As much as guitarists love to solo, the reality is that, for most of us, the majority of time spent in a band setting is applied to playing rhythm guitar.
While most serious guitarists have devised plenty of effective ways to practice and hone their soloing skills, the same cannot be said for the art of playing rhythm guitar. Focusing practice time on rhythm takes a different kind of discipline, which is why, unfortunately, one rarely hears someone say, “Wow, that guy’s an amazing rhythm player!” In my experience, time spent learning to improve one’s rhythm guitar chops reaps many different benefits, from solidifying your sense of time to instilling yourself as an integral part of the rhythm section.
In this column, I demonstrate two creative approaches to playing rhythm guitar–style accompaniment over a static one-chord funk groove in E. I use the term “rhythm guitar–style” because I take liberties with the concept by including sliding sixths, single-note melodic lines, allusions to other chords, rhythmic syncopations and more. These rhythm parts are played over a funk-style backing track with an implied tonality of E7 (or E9).
I encourage you to practice playing rhythm guitar over all kinds of backing tracks (these days there are zillions on YouTube), but you should also spend time practicing rhythm guitar just to a metronome, so that you’ll be able to focus on the tempo and the time alone, without the support of bass, drums and other instruments.
FIGURE 1 illustrates a 12-bar rhythm part that describes an E7 tonality by remaining rooted in the E Mixolydian mode (E F# G# A B C# D), which is nearly identical to the E major scale, the only difference being that the seventh scale degree is lowered, or “flatted,” from D#, the major seventh, to D, the minor, or “flat” seventh, so the 1-3-5-b7 chord tones are E-G#-B-D. If you expand the chord tones to the 9, 11 and 13, the additional notes are F#, A and C#.
In bar 1, across beats one and two, I set up a theme that’s repeated throughout the example. This theme kicks off bars 1–3, as well as bars, 6, 9 and 11. Stylistically, you’ll find similar rhythmic phrases in the funk standards “Standing on Shaky Ground” and “Bending Like a Willow Tree.” In bars 1, 3 and 6, I embellish the rhythm part with single-note lines based on the E minor pentatonic scale (E G A B D). In bars 2, 4 and 9–12, I use sliding sixths (pairs of notes on non-adjacent strings that are an interval of a sixth apart, diatonic to E Mixolydian). I like to take liberties with the sixths by incorporating chromaticism, as demonstrated in bars 4 and 10.

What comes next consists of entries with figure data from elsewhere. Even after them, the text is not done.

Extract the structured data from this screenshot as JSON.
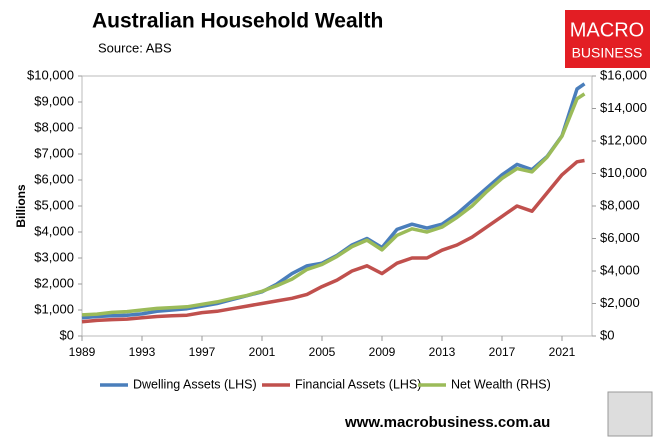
{
  "chart_data": {
    "type": "line",
    "title": "Australian Household Wealth",
    "subtitle": "Source: ABS",
    "ylabel": "Billions",
    "x": [
      1989,
      1990,
      1991,
      1992,
      1993,
      1994,
      1995,
      1996,
      1997,
      1998,
      1999,
      2000,
      2001,
      2002,
      2003,
      2004,
      2005,
      2006,
      2007,
      2008,
      2009,
      2010,
      2011,
      2012,
      2013,
      2014,
      2015,
      2016,
      2017,
      2018,
      2019,
      2020,
      2021,
      2022,
      2022.5
    ],
    "series": [
      {
        "name": "Dwelling Assets (LHS)",
        "color": "#4a7ebb",
        "values": [
          700,
          750,
          780,
          800,
          850,
          950,
          1000,
          1050,
          1150,
          1250,
          1400,
          1550,
          1700,
          2000,
          2400,
          2700,
          2800,
          3100,
          3500,
          3750,
          3400,
          4100,
          4300,
          4150,
          4300,
          4700,
          5200,
          5700,
          6200,
          6600,
          6400,
          6900,
          7700,
          9500,
          9700
        ]
      },
      {
        "name": "Financial Assets (LHS)",
        "color": "#c0504d",
        "values": [
          550,
          600,
          630,
          650,
          700,
          750,
          780,
          800,
          900,
          950,
          1050,
          1150,
          1250,
          1350,
          1450,
          1600,
          1900,
          2150,
          2500,
          2700,
          2400,
          2800,
          3000,
          3000,
          3300,
          3500,
          3800,
          4200,
          4600,
          5000,
          4800,
          5500,
          6200,
          6700,
          6750
        ]
      },
      {
        "name": "Net Wealth (RHS)",
        "color": "#9bbb59",
        "axis": "y2",
        "values": [
          1300,
          1350,
          1450,
          1500,
          1600,
          1700,
          1750,
          1800,
          1950,
          2100,
          2300,
          2500,
          2750,
          3100,
          3500,
          4100,
          4400,
          4900,
          5500,
          5900,
          5300,
          6200,
          6600,
          6400,
          6700,
          7300,
          8000,
          8900,
          9700,
          10300,
          10100,
          11000,
          12300,
          14600,
          14900
        ]
      }
    ],
    "xlim": [
      1989,
      2023
    ],
    "xticks": [
      1989,
      1993,
      1997,
      2001,
      2005,
      2009,
      2013,
      2017,
      2021
    ],
    "ylim": [
      0,
      10000
    ],
    "yticks": [
      {
        "value": 0,
        "label": "$0"
      },
      {
        "value": 1000,
        "label": "$1,000"
      },
      {
        "value": 2000,
        "label": "$2,000"
      },
      {
        "value": 3000,
        "label": "$3,000"
      },
      {
        "value": 4000,
        "label": "$4,000"
      },
      {
        "value": 5000,
        "label": "$5,000"
      },
      {
        "value": 6000,
        "label": "$6,000"
      },
      {
        "value": 7000,
        "label": "$7,000"
      },
      {
        "value": 8000,
        "label": "$8,000"
      },
      {
        "value": 9000,
        "label": "$9,000"
      },
      {
        "value": 10000,
        "label": "$10,000"
      }
    ],
    "y2lim": [
      0,
      16000
    ],
    "y2ticks": [
      {
        "value": 0,
        "label": "$0"
      },
      {
        "value": 2000,
        "label": "$2,000"
      },
      {
        "value": 4000,
        "label": "$4,000"
      },
      {
        "value": 6000,
        "label": "$6,000"
      },
      {
        "value": 8000,
        "label": "$8,000"
      },
      {
        "value": 10000,
        "label": "$10,000"
      },
      {
        "value": 12000,
        "label": "$12,000"
      },
      {
        "value": 14000,
        "label": "$14,000"
      },
      {
        "value": 16000,
        "label": "$16,000"
      }
    ],
    "legend": "bottom",
    "grid": false
  },
  "branding": {
    "logo_top": "MACRO",
    "logo_bottom": "BUSINESS",
    "url": "www.macrobusiness.com.au"
  }
}
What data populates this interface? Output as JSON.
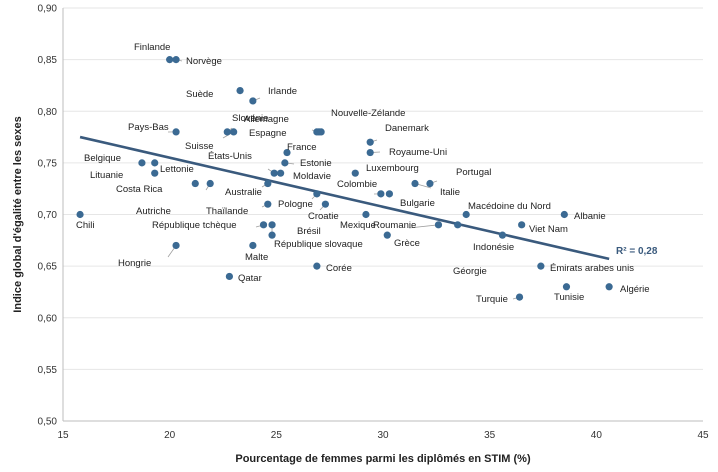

FIGURE 2 begins with an E7sus4 chord voicing, and the presence of the fourth, A, on top, inspired the move to the subsequent single-note line based on the E blues scale. In bars 2–5, I lean on the open high E string as a pedal tone while playing a melodic line on the A, D and G strings, moving in bar 8 to oblique bends (two-note figures in which one of the two strings is bent) and then a return to high-E pedal tone phrases at the end of the figure.
Now that you have the idea, try devising your own inventive rhythm parts using these techniques and approaches.